Risk-Based Focus

During the 2005 and 2007 review of TABC by the Sunset Commission, Sunset staff recommended that TABC use their resources more efficiently and effectively by focusing on high-risk locations. As a result, TABC agents and compliance staff began conducting more frequent inspections on TABC-licensed locations that have a recent violation history. These permit holders became known as "priority locations."

When a licensed establishment is involved in certain administrative or criminal violations, it indicates a risk to public safety. TABC refers to these breaches of the law as “public safety violations,” and they include incidents involving:

  • Minors;
  • Intoxicated Persons;
  • Drugs;
  • Breaches of the Peace (fighting); and
  • Sales or consumption of alcoholic beverages during prohibited hours.

A location that is cited for a public safety violation is included on the agency’s Priority List, and risk-based inspections are conducted to ensure that the Priority Location complies with the law.

If an agent issues more than one citation on one occasion, this will only count as one violation for the purpose of the priority list.

TABC’s Enforcement Division monitors the occurrence of these public safety violations. Agents will work with license and permit holders in an effort to eliminate the public safety risk.

How often can a Priority Location expect to be inspected?
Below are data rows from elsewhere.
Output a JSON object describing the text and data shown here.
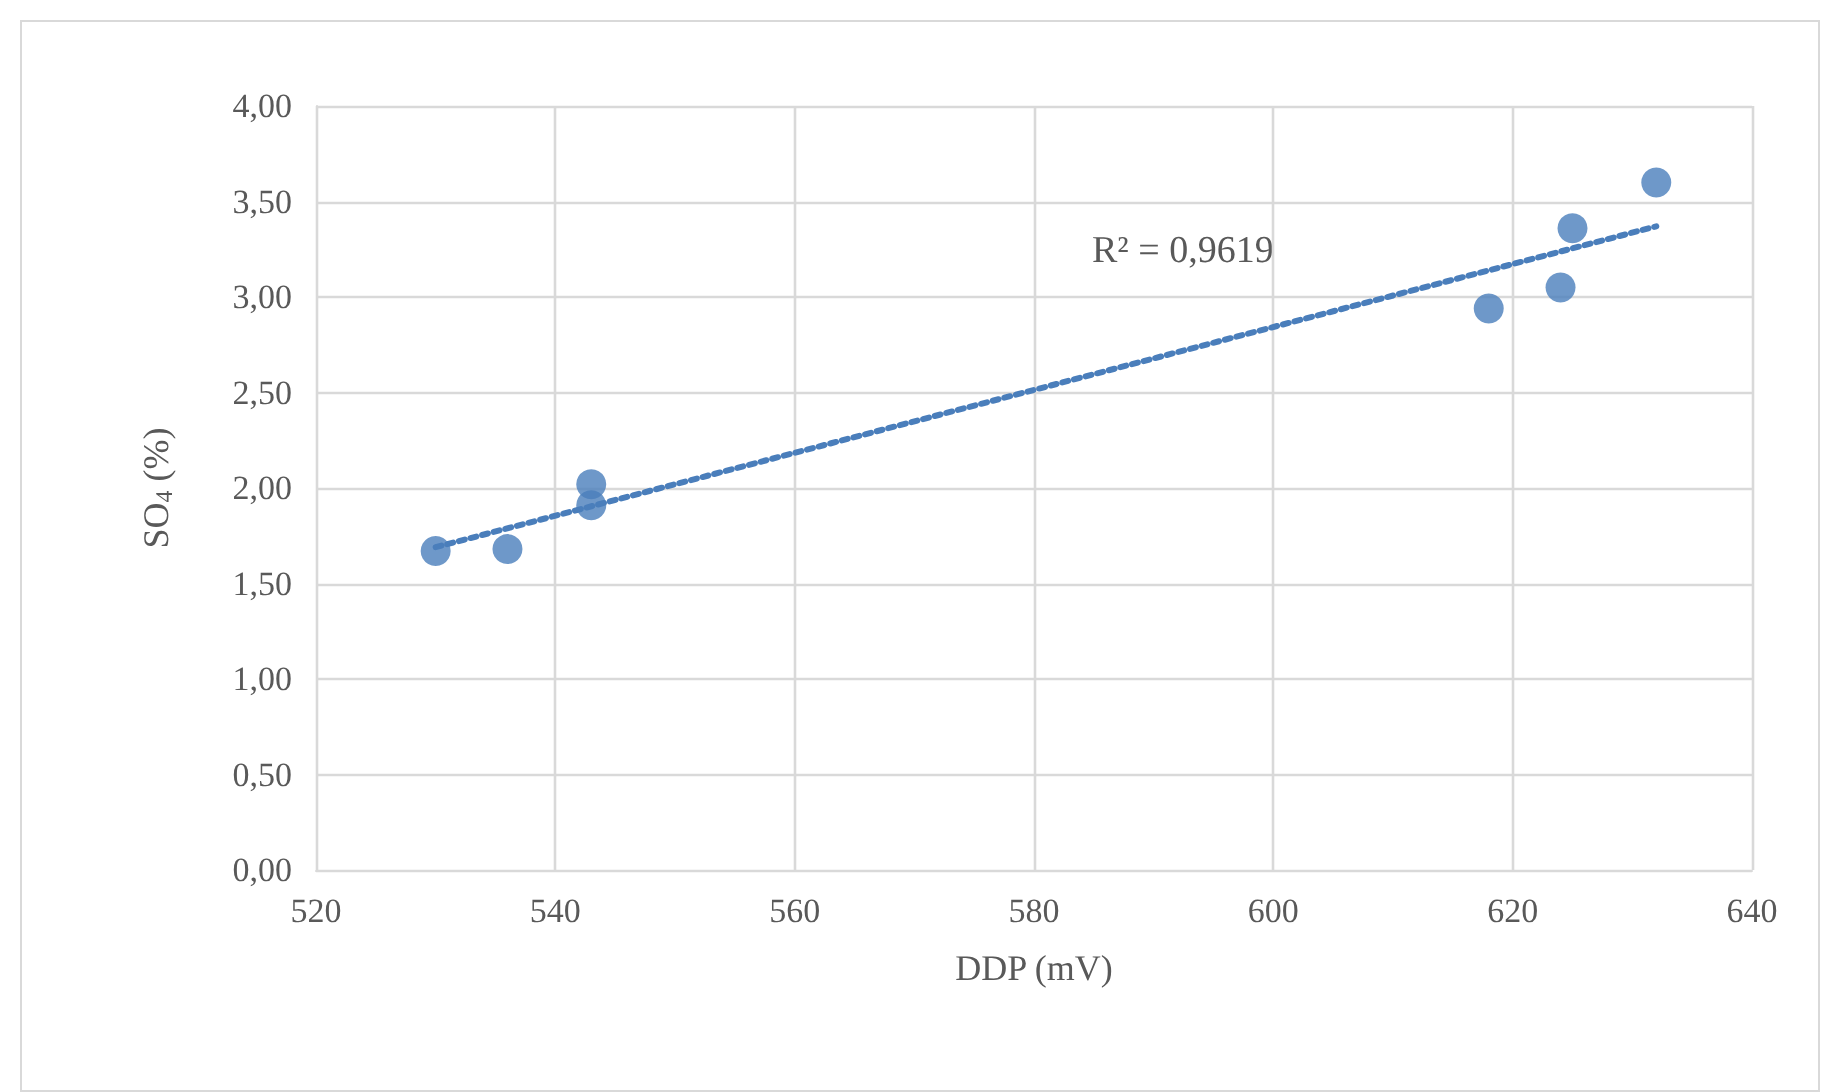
{
  "chart_data": {
    "type": "scatter",
    "xlabel": "DDP (mV)",
    "ylabel": "SO$_{4}$ (%)",
    "x": [
      530,
      536,
      543,
      543,
      618,
      624,
      625,
      632
    ],
    "series": [
      {
        "color": "#4a7ebb",
        "values": [
          1.67,
          1.68,
          2.02,
          1.91,
          2.94,
          3.05,
          3.36,
          3.6
        ]
      },
      {
        "type": "line",
        "color": "#4a7ebb",
        "line_style": "dotted",
        "marker": "none",
        "x": [
          530,
          632
        ],
        "values": [
          1.69,
          3.37
        ]
      }
    ],
    "xlim": [
      520,
      640
    ],
    "xticks": [
      520,
      540,
      560,
      580,
      600,
      620,
      640
    ],
    "ylim": [
      0,
      4
    ],
    "yticks": [
      {
        "value": 0,
        "label": "0,00"
      },
      {
        "value": 0.5,
        "label": "0,50"
      },
      {
        "value": 1,
        "label": "1,00"
      },
      {
        "value": 1.5,
        "label": "1,50"
      },
      {
        "value": 2,
        "label": "2,00"
      },
      {
        "value": 2.5,
        "label": "2,50"
      },
      {
        "value": 3,
        "label": "3,00"
      },
      {
        "value": 3.5,
        "label": "3,50"
      },
      {
        "value": 4,
        "label": "4,00"
      }
    ],
    "grid": true,
    "marker": "circle",
    "annotations": [
      "R² = 0,9619"
    ]
  }
}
PRIORITY ONE. A location will be classified as priority one when an agent issues an administrative notice for a public safety violation.

A location classified as Priority One will be inspected at least once every 14 days until it has undergone three inspections with no public safety violations found. At that time, the location will become a Priority Two.
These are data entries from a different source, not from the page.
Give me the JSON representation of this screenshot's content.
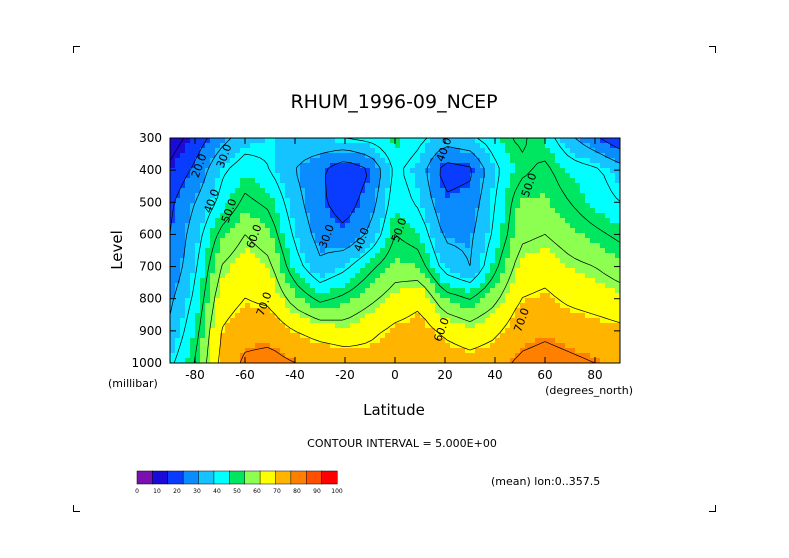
{
  "chart_data": {
    "type": "heatmap",
    "title": "RHUM_1996-09_NCEP",
    "xlabel": "Latitude",
    "ylabel": "Level",
    "x_units": "(degrees_north)",
    "y_units": "(millibar)",
    "xlim": [
      -90,
      90
    ],
    "ylim": [
      1000,
      300
    ],
    "x_ticks": [
      -80,
      -60,
      -40,
      -20,
      0,
      20,
      40,
      60,
      80
    ],
    "x_tick_labels": [
      "-80",
      "-60",
      "-40",
      "-20",
      "0",
      "20",
      "40",
      "60",
      "80"
    ],
    "y_ticks": [
      300,
      400,
      500,
      600,
      700,
      800,
      900,
      1000
    ],
    "y_tick_labels": [
      "300",
      "400",
      "500",
      "600",
      "700",
      "800",
      "900",
      "1000"
    ],
    "contour_interval_text": "CONTOUR INTERVAL = 5.000E+00",
    "footnote": "(mean) lon:0..357.5",
    "contour_labels": [
      {
        "text": "20.0",
        "lat": -77,
        "lev": 390
      },
      {
        "text": "30.0",
        "lat": -67,
        "lev": 360
      },
      {
        "text": "40.0",
        "lat": -72,
        "lev": 500
      },
      {
        "text": "50.0",
        "lat": -65,
        "lev": 530
      },
      {
        "text": "60.0",
        "lat": -55,
        "lev": 610
      },
      {
        "text": "70.0",
        "lat": -51,
        "lev": 820
      },
      {
        "text": "30.0",
        "lat": -26,
        "lev": 610
      },
      {
        "text": "40.0",
        "lat": -12,
        "lev": 620
      },
      {
        "text": "50.0",
        "lat": 3,
        "lev": 590
      },
      {
        "text": "40.0",
        "lat": 21,
        "lev": 340
      },
      {
        "text": "50.0",
        "lat": 55,
        "lev": 450
      },
      {
        "text": "60.0",
        "lat": 20,
        "lev": 900
      },
      {
        "text": "70.0",
        "lat": 52,
        "lev": 870
      }
    ],
    "field": {
      "latitudes": [
        -90,
        -80,
        -70,
        -60,
        -50,
        -40,
        -30,
        -20,
        -10,
        0,
        10,
        20,
        30,
        40,
        50,
        60,
        70,
        80,
        90
      ],
      "levels": [
        300,
        400,
        500,
        600,
        700,
        800,
        900,
        1000
      ],
      "values": [
        [
          5,
          14,
          26,
          35,
          38,
          36,
          38,
          40,
          43,
          48,
          42,
          35,
          38,
          45,
          52,
          45,
          32,
          22,
          12
        ],
        [
          12,
          22,
          38,
          45,
          40,
          30,
          22,
          12,
          20,
          42,
          35,
          15,
          18,
          38,
          48,
          52,
          45,
          42,
          35
        ],
        [
          18,
          30,
          42,
          52,
          48,
          34,
          22,
          15,
          25,
          45,
          38,
          22,
          24,
          40,
          55,
          55,
          50,
          44,
          40
        ],
        [
          20,
          35,
          52,
          60,
          55,
          38,
          26,
          22,
          32,
          50,
          46,
          28,
          28,
          42,
          58,
          60,
          56,
          52,
          48
        ],
        [
          22,
          38,
          60,
          66,
          62,
          44,
          32,
          38,
          48,
          56,
          54,
          36,
          30,
          48,
          64,
          66,
          62,
          60,
          56
        ],
        [
          28,
          42,
          65,
          70,
          68,
          56,
          48,
          52,
          58,
          64,
          68,
          54,
          50,
          58,
          70,
          72,
          68,
          66,
          64
        ],
        [
          32,
          46,
          70,
          76,
          76,
          70,
          66,
          64,
          68,
          72,
          74,
          68,
          64,
          68,
          76,
          78,
          76,
          74,
          72
        ],
        [
          38,
          50,
          72,
          82,
          84,
          80,
          78,
          76,
          74,
          76,
          78,
          76,
          74,
          76,
          82,
          84,
          82,
          80,
          78
        ]
      ]
    },
    "colorbar": {
      "colors": [
        "#7a10b0",
        "#1a0bd8",
        "#0a3cff",
        "#0a8cff",
        "#14c3ff",
        "#00ffff",
        "#00e660",
        "#8cff50",
        "#ffff00",
        "#ffb400",
        "#ff8000",
        "#ff5000",
        "#ff0000"
      ],
      "tick_labels": [
        "0",
        "10",
        "20",
        "30",
        "40",
        "50",
        "60",
        "70",
        "80",
        "90",
        "100"
      ]
    }
  }
}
PRIORITY TWO. A location will be classified as priority two when:

  • the location was previously classified as priority one and completes three consecutive inspections in which no additional public safety violations are found;
  • the location was previously classified as priority three and an agent issues one or more additional citations for a public safety criminal violation committed on the licensed premises; or
  • the location is not classified as a priority location and an agent issues a citation for a public safety criminal violation committed on the licensed premises (felony committed by any person, or class A or B misdemeanor committed by the permittee).

A location classified as Priority Two will be inspected at least once a month until six months have passed since the last public safety violation. At that time, the location will become a Priority Three.
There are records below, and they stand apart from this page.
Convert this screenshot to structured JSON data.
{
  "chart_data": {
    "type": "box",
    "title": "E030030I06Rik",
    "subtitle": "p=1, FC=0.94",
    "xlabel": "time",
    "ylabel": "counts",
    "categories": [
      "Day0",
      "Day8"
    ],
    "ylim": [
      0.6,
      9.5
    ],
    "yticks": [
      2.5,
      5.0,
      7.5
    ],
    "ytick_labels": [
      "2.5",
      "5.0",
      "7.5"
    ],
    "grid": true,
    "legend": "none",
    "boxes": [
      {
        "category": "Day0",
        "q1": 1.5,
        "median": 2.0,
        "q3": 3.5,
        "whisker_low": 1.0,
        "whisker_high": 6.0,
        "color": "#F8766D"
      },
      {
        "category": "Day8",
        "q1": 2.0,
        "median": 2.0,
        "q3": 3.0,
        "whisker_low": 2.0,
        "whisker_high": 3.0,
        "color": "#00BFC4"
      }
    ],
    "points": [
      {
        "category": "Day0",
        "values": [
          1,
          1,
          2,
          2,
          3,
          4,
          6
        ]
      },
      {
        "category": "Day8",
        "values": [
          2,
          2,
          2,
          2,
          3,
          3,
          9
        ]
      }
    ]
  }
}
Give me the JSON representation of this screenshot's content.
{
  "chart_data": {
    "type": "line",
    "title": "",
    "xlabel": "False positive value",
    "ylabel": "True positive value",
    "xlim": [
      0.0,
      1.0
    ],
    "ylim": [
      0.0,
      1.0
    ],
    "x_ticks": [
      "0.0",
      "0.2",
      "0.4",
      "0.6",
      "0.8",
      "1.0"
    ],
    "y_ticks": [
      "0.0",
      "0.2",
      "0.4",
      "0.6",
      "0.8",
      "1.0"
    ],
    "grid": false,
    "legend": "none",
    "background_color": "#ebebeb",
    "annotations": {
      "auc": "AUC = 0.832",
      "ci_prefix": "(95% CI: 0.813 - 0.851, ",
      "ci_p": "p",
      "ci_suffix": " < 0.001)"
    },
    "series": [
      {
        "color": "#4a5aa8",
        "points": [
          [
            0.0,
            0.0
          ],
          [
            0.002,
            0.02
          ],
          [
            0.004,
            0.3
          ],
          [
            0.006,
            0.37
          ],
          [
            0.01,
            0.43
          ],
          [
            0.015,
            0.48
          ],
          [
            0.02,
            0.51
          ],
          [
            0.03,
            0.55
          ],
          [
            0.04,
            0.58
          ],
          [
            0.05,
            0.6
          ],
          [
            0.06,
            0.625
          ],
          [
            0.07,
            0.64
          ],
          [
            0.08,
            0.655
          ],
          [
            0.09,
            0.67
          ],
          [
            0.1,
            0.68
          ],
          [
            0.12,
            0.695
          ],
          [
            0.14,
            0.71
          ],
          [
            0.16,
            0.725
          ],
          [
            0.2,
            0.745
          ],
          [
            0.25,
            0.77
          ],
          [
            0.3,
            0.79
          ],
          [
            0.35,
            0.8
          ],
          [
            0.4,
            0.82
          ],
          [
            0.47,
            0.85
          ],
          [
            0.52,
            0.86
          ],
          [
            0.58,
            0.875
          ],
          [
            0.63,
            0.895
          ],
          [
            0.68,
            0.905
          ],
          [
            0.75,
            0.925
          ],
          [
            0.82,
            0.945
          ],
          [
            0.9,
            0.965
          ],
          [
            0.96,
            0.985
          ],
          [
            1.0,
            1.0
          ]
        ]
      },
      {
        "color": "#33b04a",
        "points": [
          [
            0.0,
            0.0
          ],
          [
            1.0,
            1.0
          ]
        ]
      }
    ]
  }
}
PRIORITY THREE. A location will be classified as priority three when:

  • the location was previously classified as priority two and it has been six months since the last public safety violation; or
  • the location was not previously classified as a priority location and an agent issues a citation for a public safety criminal violation committed on the licensed premises (misdemeanor usually committed by someone other than the permittee).

A location classified as Priority Three will be inspected at least once every three months until it has been 12 months since the last public safety violation. At that time, the location will drop off the Priority List.

Inspections may be conducted in an open or undercover capacity.

How will a permit holder know he/she is on the Priority List?

When a location is first classified as Priority One or Two, an agent will attempt to arrange a meeting with the permittee or licensee.

The agent will explain the following topics:

  • the purpose of risk-based enforcement;
  • the priority list;
  • the reason the location is on the priority list;
  • the general inspection schedule for the different levels of the priority list; and
  • the possibility that some inspections may be conducted undercover.

The agent will offer Project SAVE education to the license or permit holder, as well as suggestions of “best practices” and others ways to prevent violations of the law.

TABC will allow time for the license or permit holder to make operational changes before conducting follow-up inspections. Locations will be given more time if the training is accepted (possibly a few weeks) versus if it is denied (possibly only a few days).